Dalam laporannya, peneliti menjelaskan, gigi berlubang atau karies merupakan penyakit yang umum terjadi pada manusia modern, menyerang hampir setiap orang dewasa. Frekuensi karies telah digunakan untuk mempelajari perubahan pola makan pada manusia dari waktu ke waktu, berdasarkan hubungan yang disimpulkan antara kejadian karies dan diet kaya karbohidrat.

Rekonstruksi fragmen rahang atas dan bawah yang mengalami karies. (Keegan Selig)

"Namun, penyakit ini tidak unik untuk spesies kita. Di antara primata non-manusia, ada juga variasi dalam frekuensi karies yang terkait dengan diet, menunjukkan bahwa metrik ini dapat menyediakan mekanisme untuk mempelajari diet dalam konteks yang lebih luas, dan lintas waktu geologis," tulis peneliti.

Sampai saat ini, sangat sedikit penelitian yang meneliti karies di antara mamalia fosil, dan tidak ada yang melakukannya di antara mamalia Eosen yang hidup sekitar 54 juta tahun lalu. Penelitian kali ini adalah analisis sampel karies fosil terbesar yang terbesar dan paling awal yang diketahui.

Baca Juga: Gigi 45.000 Tahun Ungkap Kawin Silang Neanderthal dan Manusia Modern

"Di sini, kami menyajikan analisis sampel karies fosil terbesar hingga saat ini pada spesies mamalia tunggal yang telah punah, Microsyops latidens, primata batang dari Eosen Awal, yang diketahui dari lebih dari seribu spesimen dari Cekungan Bighorn Selatan Wyoming," tulis peneliti.

Para penulis menemukan bahwa spesimen yang paling awal dan terbaru memiliki karies yang lebih sedikit dibandingkan dengan sampel lainnya. Hal itu mungkin menunjukkan bahwa diet primata berfluktuasi antara makanan dengan kandungan gula yang lebih tinggi dan lebih rendah.
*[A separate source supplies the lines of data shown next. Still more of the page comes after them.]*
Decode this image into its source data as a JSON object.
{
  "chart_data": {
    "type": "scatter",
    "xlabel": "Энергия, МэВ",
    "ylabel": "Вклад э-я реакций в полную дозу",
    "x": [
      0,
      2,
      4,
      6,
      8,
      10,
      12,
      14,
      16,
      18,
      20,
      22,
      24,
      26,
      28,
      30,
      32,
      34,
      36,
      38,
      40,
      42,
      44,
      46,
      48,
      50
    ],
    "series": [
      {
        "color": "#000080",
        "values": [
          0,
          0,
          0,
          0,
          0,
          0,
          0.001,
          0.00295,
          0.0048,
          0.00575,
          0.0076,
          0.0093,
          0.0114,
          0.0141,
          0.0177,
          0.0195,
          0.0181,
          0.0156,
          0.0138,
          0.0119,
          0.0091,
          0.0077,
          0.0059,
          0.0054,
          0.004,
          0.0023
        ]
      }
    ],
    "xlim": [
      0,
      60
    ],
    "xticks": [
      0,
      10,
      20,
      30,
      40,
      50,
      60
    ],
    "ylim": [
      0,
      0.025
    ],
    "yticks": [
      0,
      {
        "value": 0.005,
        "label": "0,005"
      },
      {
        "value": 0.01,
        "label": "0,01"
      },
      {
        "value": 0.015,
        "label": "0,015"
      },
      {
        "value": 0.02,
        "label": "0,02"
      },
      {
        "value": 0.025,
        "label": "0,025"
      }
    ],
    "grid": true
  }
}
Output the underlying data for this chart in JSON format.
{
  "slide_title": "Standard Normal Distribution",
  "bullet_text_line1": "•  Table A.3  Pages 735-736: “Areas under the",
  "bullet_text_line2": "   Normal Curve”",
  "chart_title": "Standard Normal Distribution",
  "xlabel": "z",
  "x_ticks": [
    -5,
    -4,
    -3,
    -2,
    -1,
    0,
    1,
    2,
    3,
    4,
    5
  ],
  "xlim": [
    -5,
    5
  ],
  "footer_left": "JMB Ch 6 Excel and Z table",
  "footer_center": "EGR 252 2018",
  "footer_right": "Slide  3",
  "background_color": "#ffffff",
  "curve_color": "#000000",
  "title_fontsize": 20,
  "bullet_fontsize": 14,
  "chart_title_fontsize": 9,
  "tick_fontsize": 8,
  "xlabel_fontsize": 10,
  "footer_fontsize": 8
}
Selig dan Silcox berpendapat bahwa fluktuasi iklim selama Eosen Awal mungkin berdampak pada pertumbuhan vegetasi dan ketersediaan makanan.

Monyet tamarin yang juga memiliki kecenderungan yang relatif mencemaskan terhadap karies. (Steve Wilson)

Para penulis juga menemukan bahwa ada prevalensi karies yang lebih tinggi pada fosil Microsyops latidens dibandingkan dengan frekuensi yang dilaporkan dalam studi primata yang hidup saat ini. Hanya genus Cebus (seperti capuchin) dan Saguinus (seperti tamarins) yang memiliki prevalensi karies lebih tinggi daripada Microsyops latidens.

"Hasil kami menunjukkan bahwa Microsyops latidens ditandai dengan prevalensi karies gigi yang tinggi, 7,48 persen individu, dengan variasi yang mencolok sepanjang waktu, mencapai 17,24 persen individu dari interval tertentu," jelas peneliti.

Baca Juga: Studi Baru Ungkap Pola Tertawa Bayi Manusia Ternyata Mirip Primata

Interval tersebut, juga dikaitkan dengan perubahan bentuk gigi secara keseluruhan, seperti yang diukur dengan analisis topografi gigi. Analisis tersebut mengukur aspek fungsional dari permukaan mengunyah gigi.

Menurut peneliti, fluktuasi iklim tampaknya memengaruhi pasokan buah yang tersedia untuk Microsyops. Ketika mereka memiliki lebih banyak buah selama periode sekitar 10.000 hingga 20.000 tahun, mereka memakannya. Ketika mereka memiliki lebih sedikit buah, mereka beradaptasi.

"Pengamatan ini menunjukkan bahwa spesies ini mengalami pergeseran dalam pola makan mereka untuk memasukkan lebih banyak buah atau makanan kaya gula lainnya untuk waktu yang singkat," jelasnya.